Step-By-Step Stage 1: The color comp
This color mock-up lays out the placement and style of major elements for the cover design. The art director’s notes are laid out in the margins as suggestions to follow. As the design progresses you will see adjustments made to some of the typographical elements at the bottom and top right of the design as well as some background elements. The decision to focus on a customized type font for the word “Cardinal” carried off a movie poster look and feel in a cleaner fashion for a magazine sized media guide layout. The other team names were added into the poster version of the illustration.
Step-By-Step Stage 2: Digital test shots
Some examples from several low resolution test shots are shown here. Ball position, stance, ambient lighting, cast shadow, facial highlights, and backdrop got adjusted at this stage to produce the best possible results in preparation for a final high resolution photo shoot.
Step-By-Step Stage 3: Final photo set
The final photo set incorporated the best qualities of all criteria mentioned above. Each photo had its background removed with a third-party filtering tool which greatly sped up the time and accuracy of sampling out the background from each of the photos.
Step-By-Step Stage 4: Additional photo elements
Smaller photo elements provided background objects for better depth in the composition. Exploded basketballs, pulled from a previous “Towers of Power” project, also done for Stanford, and a rusted backboard gave better depth for the cascading elements added later in the design.

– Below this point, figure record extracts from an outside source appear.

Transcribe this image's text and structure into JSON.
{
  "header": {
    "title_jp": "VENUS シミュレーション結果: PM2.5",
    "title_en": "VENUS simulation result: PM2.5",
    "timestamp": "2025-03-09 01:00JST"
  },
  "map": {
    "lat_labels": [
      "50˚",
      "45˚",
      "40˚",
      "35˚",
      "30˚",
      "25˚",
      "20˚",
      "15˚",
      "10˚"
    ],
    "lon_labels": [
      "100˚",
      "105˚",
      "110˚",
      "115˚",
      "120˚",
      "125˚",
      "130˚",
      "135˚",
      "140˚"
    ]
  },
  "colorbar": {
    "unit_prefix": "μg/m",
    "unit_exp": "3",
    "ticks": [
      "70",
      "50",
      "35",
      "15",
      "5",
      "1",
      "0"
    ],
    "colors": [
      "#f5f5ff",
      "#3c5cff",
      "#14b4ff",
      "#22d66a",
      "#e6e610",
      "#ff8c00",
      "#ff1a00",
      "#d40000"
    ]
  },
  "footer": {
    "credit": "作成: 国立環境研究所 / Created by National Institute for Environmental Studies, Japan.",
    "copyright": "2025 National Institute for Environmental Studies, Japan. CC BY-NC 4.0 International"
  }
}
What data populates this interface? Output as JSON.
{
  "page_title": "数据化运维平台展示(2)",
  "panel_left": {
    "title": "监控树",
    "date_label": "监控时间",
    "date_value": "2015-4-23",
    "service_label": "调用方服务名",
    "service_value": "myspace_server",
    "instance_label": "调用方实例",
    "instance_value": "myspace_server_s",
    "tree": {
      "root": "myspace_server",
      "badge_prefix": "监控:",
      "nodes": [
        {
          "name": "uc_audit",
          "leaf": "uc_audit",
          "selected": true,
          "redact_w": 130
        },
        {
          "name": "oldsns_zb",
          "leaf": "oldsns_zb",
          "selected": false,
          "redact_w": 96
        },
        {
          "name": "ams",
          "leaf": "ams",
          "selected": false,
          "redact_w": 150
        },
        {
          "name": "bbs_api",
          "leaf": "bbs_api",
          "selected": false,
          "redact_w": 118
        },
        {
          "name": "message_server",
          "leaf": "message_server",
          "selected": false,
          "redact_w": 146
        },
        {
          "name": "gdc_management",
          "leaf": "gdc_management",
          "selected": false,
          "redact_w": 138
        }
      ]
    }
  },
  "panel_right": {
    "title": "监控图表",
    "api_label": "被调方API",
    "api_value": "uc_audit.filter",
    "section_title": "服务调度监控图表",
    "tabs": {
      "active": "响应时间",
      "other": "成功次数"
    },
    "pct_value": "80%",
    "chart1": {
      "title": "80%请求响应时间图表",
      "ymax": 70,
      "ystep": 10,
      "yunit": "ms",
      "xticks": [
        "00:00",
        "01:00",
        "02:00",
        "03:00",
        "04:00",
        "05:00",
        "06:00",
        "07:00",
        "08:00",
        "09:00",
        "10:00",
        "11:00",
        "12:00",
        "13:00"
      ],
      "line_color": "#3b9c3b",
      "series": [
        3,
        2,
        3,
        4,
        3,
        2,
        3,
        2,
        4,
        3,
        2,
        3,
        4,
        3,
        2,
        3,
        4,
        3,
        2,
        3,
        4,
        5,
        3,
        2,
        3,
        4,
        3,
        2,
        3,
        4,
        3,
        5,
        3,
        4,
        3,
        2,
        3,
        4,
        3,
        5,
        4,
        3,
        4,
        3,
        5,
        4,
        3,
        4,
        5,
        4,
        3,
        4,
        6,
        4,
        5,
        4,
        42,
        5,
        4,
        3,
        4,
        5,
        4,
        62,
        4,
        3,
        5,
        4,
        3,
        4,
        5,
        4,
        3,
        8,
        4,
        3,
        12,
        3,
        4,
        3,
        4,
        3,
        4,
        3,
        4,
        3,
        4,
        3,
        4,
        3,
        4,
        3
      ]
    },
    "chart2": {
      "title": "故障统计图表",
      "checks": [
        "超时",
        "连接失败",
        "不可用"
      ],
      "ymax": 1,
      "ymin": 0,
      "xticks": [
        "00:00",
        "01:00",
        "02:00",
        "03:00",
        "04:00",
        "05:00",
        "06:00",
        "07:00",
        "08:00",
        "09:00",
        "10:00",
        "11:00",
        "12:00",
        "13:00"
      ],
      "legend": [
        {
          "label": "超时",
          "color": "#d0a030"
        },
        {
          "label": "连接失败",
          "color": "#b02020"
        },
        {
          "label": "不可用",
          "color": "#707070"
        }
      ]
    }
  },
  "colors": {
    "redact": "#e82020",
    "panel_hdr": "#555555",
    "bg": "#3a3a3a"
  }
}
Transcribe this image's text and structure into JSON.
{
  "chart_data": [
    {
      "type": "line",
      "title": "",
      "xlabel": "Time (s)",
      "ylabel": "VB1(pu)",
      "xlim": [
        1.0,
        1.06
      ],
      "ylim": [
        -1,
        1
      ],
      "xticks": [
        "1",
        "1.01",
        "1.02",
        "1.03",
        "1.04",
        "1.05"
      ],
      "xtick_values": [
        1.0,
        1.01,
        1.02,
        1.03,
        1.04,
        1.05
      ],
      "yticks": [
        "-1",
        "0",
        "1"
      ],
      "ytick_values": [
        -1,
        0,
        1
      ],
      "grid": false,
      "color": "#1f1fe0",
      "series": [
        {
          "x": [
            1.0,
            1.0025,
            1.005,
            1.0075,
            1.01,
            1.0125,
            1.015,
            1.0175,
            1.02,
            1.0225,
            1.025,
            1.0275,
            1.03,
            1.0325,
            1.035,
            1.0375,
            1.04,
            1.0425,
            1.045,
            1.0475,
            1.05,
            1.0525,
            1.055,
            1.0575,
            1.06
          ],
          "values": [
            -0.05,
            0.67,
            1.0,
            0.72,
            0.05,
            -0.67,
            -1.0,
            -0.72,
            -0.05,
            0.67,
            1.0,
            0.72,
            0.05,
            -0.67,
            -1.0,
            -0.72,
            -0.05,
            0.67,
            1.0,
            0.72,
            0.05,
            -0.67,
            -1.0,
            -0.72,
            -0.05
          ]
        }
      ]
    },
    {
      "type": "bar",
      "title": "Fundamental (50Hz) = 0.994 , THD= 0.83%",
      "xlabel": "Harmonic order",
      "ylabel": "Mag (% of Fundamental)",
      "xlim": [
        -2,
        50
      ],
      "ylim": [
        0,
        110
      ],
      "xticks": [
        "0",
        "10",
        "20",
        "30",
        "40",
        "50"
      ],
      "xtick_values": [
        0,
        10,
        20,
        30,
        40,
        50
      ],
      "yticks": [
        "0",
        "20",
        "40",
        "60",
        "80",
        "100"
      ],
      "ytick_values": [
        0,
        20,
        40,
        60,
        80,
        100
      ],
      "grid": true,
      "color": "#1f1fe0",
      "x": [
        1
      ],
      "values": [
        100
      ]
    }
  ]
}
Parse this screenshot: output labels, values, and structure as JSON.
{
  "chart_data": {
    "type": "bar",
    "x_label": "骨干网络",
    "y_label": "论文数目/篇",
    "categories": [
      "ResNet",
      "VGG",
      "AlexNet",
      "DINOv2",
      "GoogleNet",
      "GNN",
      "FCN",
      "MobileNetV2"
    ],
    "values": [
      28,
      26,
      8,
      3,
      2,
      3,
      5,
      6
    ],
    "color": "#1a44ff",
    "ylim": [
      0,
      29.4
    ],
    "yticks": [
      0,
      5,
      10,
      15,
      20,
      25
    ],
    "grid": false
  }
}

Step-By-Step Stage 5: Players positioned in the foreground
This group of layers built up several hue and saturation, levels, color balance, and shadow layers linked to alpha channels. All the layers except the original player masks remain invisible in this slide to show contrast with the next slide which reveals the difference these adjustments have when turned on against a white background.
Step-By-Step Stage 6: Shadow and glow
All color, level, saturation, and glow layers are on in this slide. The next slide will show how they interact differently against a cardinal red background.
Step-By-Step Stage 7: Background & cast shadows
The cardinal red background, glows, and cast shadow layers are now visible. The adjustment layers turned on in the previous slide interact with all layers placed beneath them. The next slide will show how glow and cast shadows interact naturally with sub-layered elements as more textural elements are layered into the design.
Step-By-Step Stage 8: Asphalt & shadow color
The asphalt texture and shadow color begin to build up solid foreground texture. The asphalt, rendered from a seamless texture, repeats once across the spine. The color layer in the cast shadow has been re-applied as a color overlay from the original photo to interact with the subtle colors in the asphalt, giving it a slightly purplish hue.
Step-By-Step Stage 9: Background elements
More background elements are applied to give further expanse to the depth of the composition. All of the background elements have a severe level adjustment that suggests they are partially obscured by a thick haze. Notice the mist-like texture building up at the ground level.
Step-By-Step Stage 10: Final background elements
Several layers have been applied in this slide affecting everything from the shadow in the foreground to the mist and glowing elements in the background. New building elements have also been added to the background. These were not in the original color comp because they were a client request midway through the design phase.
Step-By-Step Stage 11: The cascade
A familiar cascade of code rendered against the cardinal background adds a final touch of depth to the composition in this slide. The text is not code, but the school’s name and season details spelled out vertically and repeating hundreds of times across the background.
Step-By-Step Stage 12: Final copy
The last group of layers added, and the only group not flattened for delivery, was the copy. The “Matrix” font did not look good with the Cardinal title. Instead, this font was custom designed in Illustrator by converting a normal style font to outlines for the redesign of various type elements. This allowed for a font designed specifically for the word “Cardinal”.
Step By Step Stage 13: Final printed guide
All layers and design elements come together to produce a visually grabbing cover designed to inspire potential college basketball recruits. The deliverable for this project included two high-resolution Photoshop files (one containing a separate copy layer for the printer to adjust) and an Illustrator file of the copy on the back cover for last-minute schedule changes, or for the option to produce a text knockout, if required.